Executive leaders atau pemimpin eksekutif, yaitu sering digambarkan sebagai presiden sebuah negara, tidak harus terikat dengan partai politik atau legislator. Sumber: Wibowo (2014, p.117) 2.1.2.6 Dimensi Kepemimpinan Transformasional Menurut Avolio, Bass, dan Jung tahun 1997 dalam Voon et al. (2011) ada empat dimensi kepemimpinan transformasional, yaitu: a) Pengaruh Ideal (Idealized Influence) Pengaruh yang ideal berkaitan dengan reaksi bawahan terhadap pemimpin. Pemimpin dijadikan sebagai panutan, dipercaya, dihormati dan mempunyai visi dan misi yang jelas menurut persepsi bawahan dapat diwujudkan. b) Motivasi yang Inspiratif (Inspirational Motivation) Pemimpin yang inspirasional adalah seorang pemimpin yang bertindak dengan cara memotivasi dan menginspirasi bawahan yang berarti mampu mengkomunikasikan ekspektasi yang tinggi dari bawahannya, menggunakan simbol-simbol untuk berfokus pada upaya bawahannya dan menyatakan tujuan-tujuan penting secara sederhana. c) Stimulasi Intelektual (Intellectual Stimulation) Pemimpin mendorong bawahan untuk lebih kreatif, serta mendorong bawahannya untuk menggunakan pendekatan-pendekatan baru yang lebih rasional dalam pengambilan keputusan dan cermat dalam menyelesaikan permasalahan yang ada. d)
Perhatian yang bersifat Individual (Individualized Consideration) Pemimpin memberikan perhatian pribadi kepada bawahannya, seperti memperlakukan mereka sebagai pribadi yang utuh, mempertimbangkan kebutuhan dari bawahannya, serta melatih dan memberikan saran kepada bawahannya.

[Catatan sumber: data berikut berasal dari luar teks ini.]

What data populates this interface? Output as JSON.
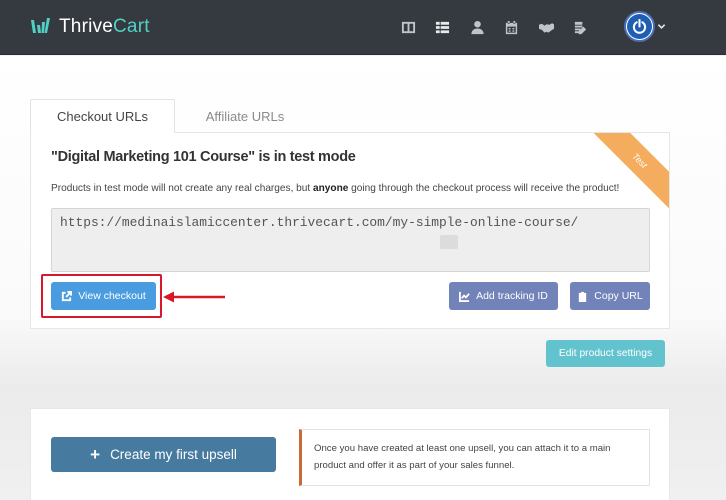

2.1.3 Teori Kepuasan Kerja 2.1.3.1 Pengertian Kepuasan Kerja Kepuasan kerja menurut Hartatik (2014, p.225) adalah perasaan seseorang terhadap pekerjaannya. Ini berarti bahwa konsepsi kepuasan kerja merupakan hasil interaksi manusia terhadap lingkungan kerjanya. Perasaan seseorang terhadap
37 pekerjaan merupakan refleksi dari sikapnya terhadap pekerjaan. Sedangkan Wibowo (2014, p.132) menyatakan pada hakekatnya kepuasan kerja merupakan tingkat perasaan senang seseorang sebagai penilaian positif terhadap pekerjaannya dan lingkungan tempat pekerjaannya. Pekerja dengan kepuasan kerja rendah mengalami perasaan negatif ketika mereka berpikir tentang tugas mereka atau mengambil bagian bagian dalam aktivitas pekerjaan mereka. Mangkunegara (2013, p.117) menyatakan kepuasan kerja adalah suatu perasaan yang menyokong diri pegawai yang berhubungan dengan pekerjaannya maupun dengan kondisi dirinya. Perasaan yang berhubungan dengan pekerjaan melibatkan aspek-aspek seperti upah atau gaji yang diterima, kesempatan pengembangan karir, hubungan dengan pegawai lainnya, penempatan kerja, jenis pekerjaan, struktur organisasi perusahaan, dan mutu pengawasan. Sedangkan perasaan yang berhubungan dengan dirinya, antara lain umur, kondisi kesehatan, kemampuan, dan pendidikan. Dermawan (2013, p.58) mendefinisikan kepuasan kerja sebagai suatu tanggapan secara kognisi dan afeksi dari seorang karyawan terhadap segala hasil pekerjaan atau kondisi-kondisi lain yang berhubungan dengan pekerjaan, seperti gaji, lingkungan kerja, rekan kerja, dan atasan. Sedangkan menurut Suharsono (2012, p.107) kepuasan kerja berkaitan dengan perasaan, yaitu perasaan seseorang (karyawan) terhadap pekerjaannya. Perasaan tersebut berkaitan dengan hal menyenangkan atau tidak terhadap pekerjaan yang dilakukan. Berdasarkan penjelasan di atas dapat disimpulkan bahwa kepuasan kerja adalah keadaan, sikap, reaksi atau respon emosional yang dihasilkan dari penilaian atau apa yang seseorang pikirkan mengenai aspek pekerjaannya, tugas serta kondisi fisik dan sosial dari lingkungan kerjanya. 2.1.3.2 Faktor-faktor yang Mempengaruhi Kepuasan Kerja Faktor-faktor yang mempengaruhi kepuasan kerja menurut Dermawan (2013, p.59) adalah sebagai berikut: 1. Faktor gaji, ini berhubungan dengan jumlah imbalan sebagai hasil dari pelaksanaan kerja. Faktor ini akan ditinjau karyawan apakah sesuai dengan yang apa yang telah dilakukannya.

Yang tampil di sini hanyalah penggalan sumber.